The U.S. National Oceanic and Atmospheric Administration (NOAA), the agency responsible for monitoring the weather for much of North America, also does its best to monitor "weather" in space.
NOAA Space Weather Prediction Center Lead Forecaster Bob Rutledge said space weather is, for the most part, solar activity. The forecasters use satellites and other Earth-based instruments to monitor what the sun is sending out. For example, solar wind consisting of protons and electrons in a state known as a plasma continuously flows out of the sun.
But during periods of high solar activity, Rutledge said, forecasters watch for CMEs, which can eject billions of tons of plasma and magnetic field material from the sun's corona. One such event was observed Sunday, and by its size and the rate of its speed as it left the sun, it was forecast to pass by the Earth on Thursday.
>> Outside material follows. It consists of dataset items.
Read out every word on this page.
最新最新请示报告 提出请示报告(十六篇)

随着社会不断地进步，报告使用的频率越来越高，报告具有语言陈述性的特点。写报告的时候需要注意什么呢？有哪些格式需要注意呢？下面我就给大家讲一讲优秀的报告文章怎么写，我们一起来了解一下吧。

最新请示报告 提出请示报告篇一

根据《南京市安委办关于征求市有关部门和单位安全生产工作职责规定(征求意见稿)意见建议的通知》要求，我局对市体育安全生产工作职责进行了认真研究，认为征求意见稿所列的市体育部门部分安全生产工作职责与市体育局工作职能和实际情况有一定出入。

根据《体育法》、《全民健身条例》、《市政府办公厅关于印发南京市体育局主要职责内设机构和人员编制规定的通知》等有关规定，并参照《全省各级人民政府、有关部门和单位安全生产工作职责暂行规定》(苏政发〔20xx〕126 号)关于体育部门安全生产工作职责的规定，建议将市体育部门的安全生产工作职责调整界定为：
Rutledge said this was not a big event, and even if the full force of it hit the Earth, it would have minimal effect — a G-1 or less on their geomagnetic storm scale. At this level, such an event might cause some fluctuations on the power grid, possibly some minor effects on satellite operations, and maybe aurora borealis (northern lights) activity in northern latitudes.
Rutledge said that if this event were a G-5 — the top of the geomagnetic storm scale — there could be widespread blackouts or even collapse of the power grid; satellites could see problems with orientation or basic operations; navigation systems could be useless for a matter of days; and auroras could be seen as far south as Florida or other Southern U.S. states.
Rutledge said forecasters monitor minor events like Thursday's near miss so they can better predict much bigger events when they come.